I am getting Out of Memory error while running connectedComponents job on
graph with around 12000 vertices and 134600 edges.
I am running spark in embedded mode in a standalone Java application and
have tried to increase the memory but it seems that its not taking any
effect
sparkConf = new SparkConf().setAppName("SOME APP
NAME").setMaster("local[10]")
.set("spark.executor.memory","5g")
.set("spark.driver.memory","8g")
.set("spark.driver.maxResultSize","1g")
.set("spark.sql.warehouse.dir", "file:///d:/spark/tmp")

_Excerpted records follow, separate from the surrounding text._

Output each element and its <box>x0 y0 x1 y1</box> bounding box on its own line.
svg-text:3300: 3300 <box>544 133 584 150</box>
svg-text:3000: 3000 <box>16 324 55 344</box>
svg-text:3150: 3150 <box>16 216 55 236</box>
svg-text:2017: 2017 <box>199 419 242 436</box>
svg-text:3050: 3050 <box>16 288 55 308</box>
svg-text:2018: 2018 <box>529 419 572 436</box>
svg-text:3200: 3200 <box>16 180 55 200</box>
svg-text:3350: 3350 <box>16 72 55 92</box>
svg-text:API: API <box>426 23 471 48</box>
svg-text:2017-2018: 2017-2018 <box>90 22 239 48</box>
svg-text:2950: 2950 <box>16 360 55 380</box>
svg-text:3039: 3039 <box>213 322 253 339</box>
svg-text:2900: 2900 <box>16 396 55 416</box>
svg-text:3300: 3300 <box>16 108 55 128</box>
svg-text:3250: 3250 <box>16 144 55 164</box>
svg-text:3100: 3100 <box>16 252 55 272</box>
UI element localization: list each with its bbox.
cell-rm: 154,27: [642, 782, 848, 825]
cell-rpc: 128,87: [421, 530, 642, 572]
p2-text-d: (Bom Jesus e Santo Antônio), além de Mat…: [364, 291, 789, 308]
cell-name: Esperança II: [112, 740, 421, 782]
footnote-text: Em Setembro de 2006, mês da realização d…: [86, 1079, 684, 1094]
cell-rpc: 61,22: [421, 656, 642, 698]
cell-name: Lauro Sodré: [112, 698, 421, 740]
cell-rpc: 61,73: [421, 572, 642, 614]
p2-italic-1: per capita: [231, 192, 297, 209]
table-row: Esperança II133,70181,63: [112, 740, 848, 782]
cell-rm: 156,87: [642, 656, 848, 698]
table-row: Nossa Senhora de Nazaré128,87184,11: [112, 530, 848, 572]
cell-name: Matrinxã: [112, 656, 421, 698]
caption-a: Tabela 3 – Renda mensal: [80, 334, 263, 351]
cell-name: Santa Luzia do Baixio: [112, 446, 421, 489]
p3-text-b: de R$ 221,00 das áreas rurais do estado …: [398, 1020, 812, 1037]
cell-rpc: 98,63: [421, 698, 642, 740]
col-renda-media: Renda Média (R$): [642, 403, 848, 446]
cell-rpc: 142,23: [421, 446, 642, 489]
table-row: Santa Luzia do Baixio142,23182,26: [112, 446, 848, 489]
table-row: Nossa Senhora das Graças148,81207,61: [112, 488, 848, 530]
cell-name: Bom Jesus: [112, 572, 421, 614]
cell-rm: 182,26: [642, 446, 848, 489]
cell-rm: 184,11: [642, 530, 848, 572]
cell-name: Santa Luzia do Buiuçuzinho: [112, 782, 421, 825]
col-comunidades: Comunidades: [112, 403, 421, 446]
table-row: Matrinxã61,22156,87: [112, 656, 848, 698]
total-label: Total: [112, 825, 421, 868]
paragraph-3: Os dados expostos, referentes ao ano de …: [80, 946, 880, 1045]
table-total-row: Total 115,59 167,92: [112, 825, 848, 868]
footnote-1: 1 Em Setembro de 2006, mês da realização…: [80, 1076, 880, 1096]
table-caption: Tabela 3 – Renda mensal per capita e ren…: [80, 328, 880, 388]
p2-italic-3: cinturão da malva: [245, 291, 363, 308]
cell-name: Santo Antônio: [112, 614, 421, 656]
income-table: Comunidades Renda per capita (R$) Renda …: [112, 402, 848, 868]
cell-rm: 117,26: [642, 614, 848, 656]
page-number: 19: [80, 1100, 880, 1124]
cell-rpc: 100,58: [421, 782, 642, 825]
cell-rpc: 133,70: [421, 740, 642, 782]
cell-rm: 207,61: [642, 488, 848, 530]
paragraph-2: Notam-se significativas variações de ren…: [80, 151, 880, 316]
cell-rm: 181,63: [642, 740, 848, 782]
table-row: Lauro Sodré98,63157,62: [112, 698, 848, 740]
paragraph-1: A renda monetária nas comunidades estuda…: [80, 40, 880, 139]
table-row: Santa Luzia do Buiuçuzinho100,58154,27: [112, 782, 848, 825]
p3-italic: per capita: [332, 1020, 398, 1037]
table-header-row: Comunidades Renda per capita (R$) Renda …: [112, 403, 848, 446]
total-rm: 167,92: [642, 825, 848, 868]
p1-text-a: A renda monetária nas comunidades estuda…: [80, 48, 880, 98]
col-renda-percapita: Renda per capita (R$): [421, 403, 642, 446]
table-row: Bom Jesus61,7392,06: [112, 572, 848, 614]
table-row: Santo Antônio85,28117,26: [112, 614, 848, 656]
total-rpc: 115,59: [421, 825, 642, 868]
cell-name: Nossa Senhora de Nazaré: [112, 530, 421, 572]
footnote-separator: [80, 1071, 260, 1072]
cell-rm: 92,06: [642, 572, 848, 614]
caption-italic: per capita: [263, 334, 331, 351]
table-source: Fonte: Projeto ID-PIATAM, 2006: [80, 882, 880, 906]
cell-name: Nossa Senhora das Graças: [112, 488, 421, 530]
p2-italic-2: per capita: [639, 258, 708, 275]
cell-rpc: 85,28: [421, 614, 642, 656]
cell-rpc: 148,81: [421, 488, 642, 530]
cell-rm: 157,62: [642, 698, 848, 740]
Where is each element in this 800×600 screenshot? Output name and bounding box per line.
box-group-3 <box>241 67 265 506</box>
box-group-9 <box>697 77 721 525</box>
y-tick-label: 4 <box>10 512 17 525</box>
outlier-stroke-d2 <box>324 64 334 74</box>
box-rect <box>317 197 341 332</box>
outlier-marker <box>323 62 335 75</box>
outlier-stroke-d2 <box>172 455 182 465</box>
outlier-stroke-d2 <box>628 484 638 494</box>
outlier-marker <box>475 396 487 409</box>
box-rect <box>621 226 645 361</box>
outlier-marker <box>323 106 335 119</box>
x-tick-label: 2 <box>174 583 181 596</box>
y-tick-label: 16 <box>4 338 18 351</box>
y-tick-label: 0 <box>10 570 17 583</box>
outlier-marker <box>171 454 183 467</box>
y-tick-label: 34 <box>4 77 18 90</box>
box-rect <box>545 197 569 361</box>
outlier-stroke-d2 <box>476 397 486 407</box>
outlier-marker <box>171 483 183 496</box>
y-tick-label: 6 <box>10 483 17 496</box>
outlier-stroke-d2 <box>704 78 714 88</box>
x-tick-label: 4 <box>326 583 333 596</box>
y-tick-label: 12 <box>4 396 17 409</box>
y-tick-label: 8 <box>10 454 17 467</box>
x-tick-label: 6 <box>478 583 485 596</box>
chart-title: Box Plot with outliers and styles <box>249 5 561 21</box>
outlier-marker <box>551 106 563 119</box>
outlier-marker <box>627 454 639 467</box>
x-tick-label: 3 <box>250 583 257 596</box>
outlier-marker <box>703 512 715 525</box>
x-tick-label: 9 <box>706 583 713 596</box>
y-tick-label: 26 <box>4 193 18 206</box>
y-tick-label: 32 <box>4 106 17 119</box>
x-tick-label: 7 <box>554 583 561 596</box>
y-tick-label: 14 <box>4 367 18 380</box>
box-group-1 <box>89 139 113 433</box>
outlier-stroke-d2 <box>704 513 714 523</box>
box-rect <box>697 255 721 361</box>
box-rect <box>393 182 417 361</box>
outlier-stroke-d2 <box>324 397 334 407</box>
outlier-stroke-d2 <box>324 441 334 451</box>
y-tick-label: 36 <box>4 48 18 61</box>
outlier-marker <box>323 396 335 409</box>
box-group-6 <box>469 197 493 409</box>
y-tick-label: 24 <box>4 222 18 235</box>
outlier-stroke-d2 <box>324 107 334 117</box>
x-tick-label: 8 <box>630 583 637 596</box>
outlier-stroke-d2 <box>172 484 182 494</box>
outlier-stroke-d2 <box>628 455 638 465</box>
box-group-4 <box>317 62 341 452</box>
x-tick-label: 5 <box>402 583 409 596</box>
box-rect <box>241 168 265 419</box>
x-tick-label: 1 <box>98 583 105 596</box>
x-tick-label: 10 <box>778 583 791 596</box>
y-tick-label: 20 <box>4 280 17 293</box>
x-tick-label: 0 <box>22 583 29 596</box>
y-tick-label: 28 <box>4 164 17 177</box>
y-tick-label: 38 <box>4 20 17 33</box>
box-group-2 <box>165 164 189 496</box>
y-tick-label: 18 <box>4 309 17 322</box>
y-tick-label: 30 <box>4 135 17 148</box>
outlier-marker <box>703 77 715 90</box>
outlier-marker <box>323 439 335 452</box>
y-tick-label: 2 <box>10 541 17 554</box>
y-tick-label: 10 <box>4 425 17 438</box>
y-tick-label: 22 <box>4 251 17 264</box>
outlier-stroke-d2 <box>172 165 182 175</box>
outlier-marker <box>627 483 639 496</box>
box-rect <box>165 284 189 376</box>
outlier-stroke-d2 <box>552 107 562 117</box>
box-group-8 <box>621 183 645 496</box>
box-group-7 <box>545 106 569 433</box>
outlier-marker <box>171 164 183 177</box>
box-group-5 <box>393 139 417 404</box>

.set("hadoop.home.dir", "file:///D:/spark-2.1.0-bin-hadoop2.7/bin");
spark = SparkSession.builder().config(sparkConf).getOrCreate();
spark.sparkContext().setLogLevel("ERROR");
spark.sparkContext().setCheckpointDir("D:/spark/tmp");
the stack trace
java.lang.OutOfMemoryError: Java heap space
at java.util.Arrays.copyOf(Arrays.java:3332)
at
java.lang.AbstractStringBuilder.ensureCapacityInternal(AbstractStringBuilder.java:124)
at java.lang.AbstractStringBuilder.append(AbstractStringBuilder.java:448)
at java.lang.StringBuilder.append(StringBuilder.java:136)
at scala.StringContext.standardInterpolator(StringContext.scala:126)
at scala.StringContext.s(StringContext.scala:95)
at
org.apache.spark.sql.execution.QueryExecution.toString(QueryExecution.scala:230)
at
org.apache.spark.sql.execution.SQLExecution$.withNewExecutionId(SQLExecution.scala:54)
at org.apache.spark.sql.Dataset.withNewExecutionId(Dataset.scala:2788)
at org.apache.spark.sql.Dataset.org
$apache$spark$sql$Dataset$$execute$1(Dataset.scala:2385)
at
org.apache.spark.sql.Dataset$$anonfun$org$apache$spark$sql$Dataset$$collect$1.apply(Dataset.scala:2390)
at
org.apache.spark.sql.Dataset$$anonfun$org$apache$spark$sql$Dataset$$collect$1.apply(Dataset.scala:2390)
at org.apache.spark.sql.Dataset.withCallback(Dataset.scala:2801)
at org.apache.spark.sql.Dataset.org
$apache$spark$sql$Dataset$$collect(Dataset.scala:2390)
at org.apache.spark.sql.Dataset.collect(Dataset.scala:2366)
at
org.graphframes.lib.ConnectedComponents$.skewedJoin(ConnectedComponents.scala:239)
at
org.graphframes.lib.ConnectedComponents$.org$graphframes$lib$ConnectedComponents$$run(ConnectedComponents.scala:308)
at
org.graphframes.lib.ConnectedComponents.run(ConnectedComponents.scala:139)
GraphFrame version is 0.5.0 and Spark version is 2.1.1
regards,
Imran
--
I.R